I view the 12 Days Symposium as a product of supply and demand principles. If we take Horwitz seriously, and my own experience is consistent with his, then we have an abundant supply of “positive,” more deferential legal commentary in Canada. What is missing, and what our 12 Days contributors arguably provided, was a breaking point from the consensus. And judging from our readership and the spirit of the contributions, I think there is a real demand for this sort of work in Canadian legal academic circles.  Of course, I think this is broadly consistent with the entire premise of Double Aspect to begin with.

To be fair, a lot legal scholarship can’t and shouldn’t be put into the “positive” or “negative” column.
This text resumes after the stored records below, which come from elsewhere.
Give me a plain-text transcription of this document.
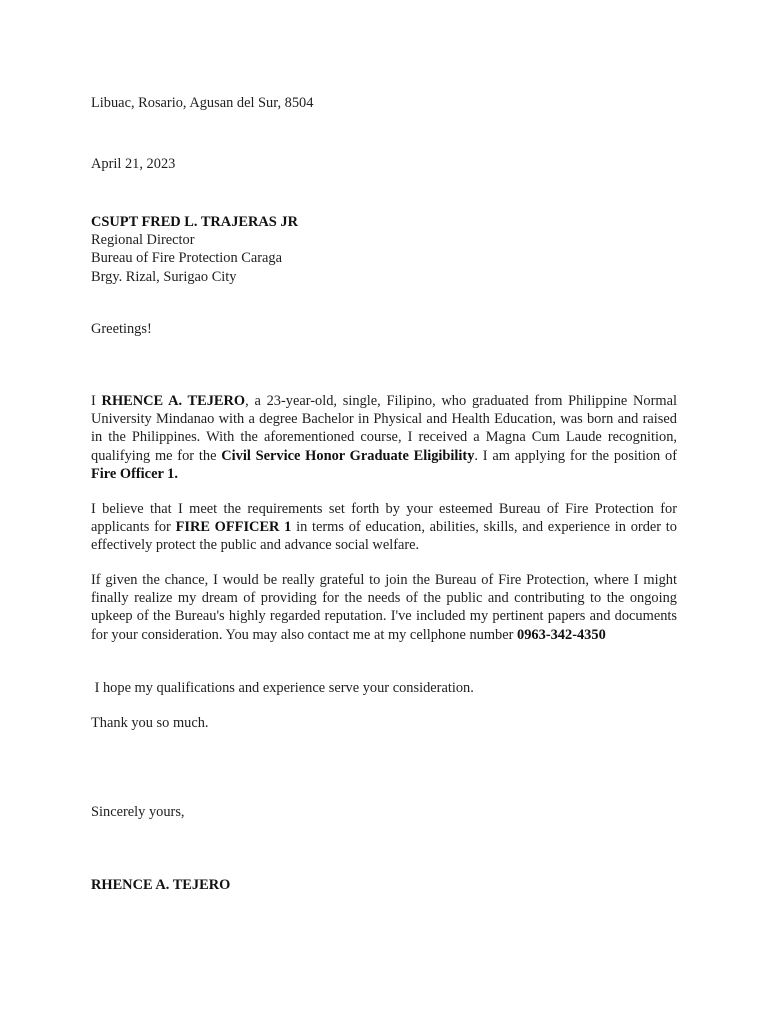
Libuac, Rosario, Agusan del Sur, 8504

April 21, 2023

CSUPT FRED L. TRAJERAS JR
Regional Director
Bureau of Fire Protection Caraga
Brgy. Rizal, Surigao City

Greetings!

I RHENCE A. TEJERO, a 23-year-old, single, Filipino, who graduated from Philippine Normal University Mindanao with a degree Bachelor in Physical and Health Education, was born and raised in the Philippines. With the aforementioned course, I received a Magna Cum Laude recognition, qualifying me for the Civil Service Honor Graduate Eligibility. I am applying for the position of Fire Officer 1.

I believe that I meet the requirements set forth by your esteemed Bureau of Fire Protection for applicants for FIRE OFFICER 1 in terms of education, abilities, skills, and experience in order to effectively protect the public and advance social welfare.

If given the chance, I would be really grateful to join the Bureau of Fire Protection, where I might finally realize my dream of providing for the needs of the public and contributing to the ongoing upkeep of the Bureau's highly regarded reputation. I've included my pertinent papers and documents for your consideration. You may also contact me at my cellphone number 0963-342-4350

I hope my qualifications and experience serve your consideration.

Thank you so much.

Sincerely yours,

RHENCE A. TEJERO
Some work is empirical, and that work is in low supply in Canada, at least when it comes to public law. Robert Danay has done us a great service, in this respect, with his empirical work on Dunsmuir. But there is a decidedly normative bent to Canadian legal scholarship, and to that extent, there is such a thing as critical work.  Though I cannot purport to speak from great experience (and so I qualify my statements to a large degree), I view legal scholarship is something like calling balls and strikes. Sometimes, the Court gets it right, and we try to highlight that on Double Aspect when we can. Others do so too. But there is a distinct lack of critical commentary, and our contributors supplied the demand.

This answers the question of why we chose not to run a symposium focusing on the Supreme Court’s best cases—this is already out there if you look hard enough. And it’s also the reason why, speaking for myself, there is no need for an endless veneer of deference towards the judiciary. I can’t speak from experience to definitively conclude that there is a Canadian legal mandarinate. But I can say that there appears to be reticence about criticizing decisions and judges.

Author: Mark Mancini

I am a graduate of the University of New Brunswick Faculty of Law (JD) and the University of Chicago Law School (LLM). I am the National Director of the Runnymede Society, a national law student organization dedicated to debate on issues relating to the Rule of Law, constitutionalism, and individual liberty. I clerked at the Federal Court for Justice Ann Marie McDonald. I have interests in administrative law broadly, with specific interests in substantive review of administrative interpretations of law. I am also interested in law and economics. Any views expressed on Double Aspect are mine, and do not represent the views of the Runnymede Society.

One thought on “The Canadian Legal Mandarinate”

  1. Thank you for both the symposium and the piece from Professor Horwitz. I have spent both my law school years and the vast majority of my practicing career in the cotton candy cocoon where it is anathema to criticize the SCC because :”They lack a forum to defend themselves” . What a breath of fresh air it is for there to be an acknowledgement that , perhaps, out timidity ; our oh so Canadian desire not to offend, has emboldened the SCC to come to believe that their mandate is to enlighten us with their magisterial encyclicals about our values. It is not their role and they need to be criticized when they overstep their bounds.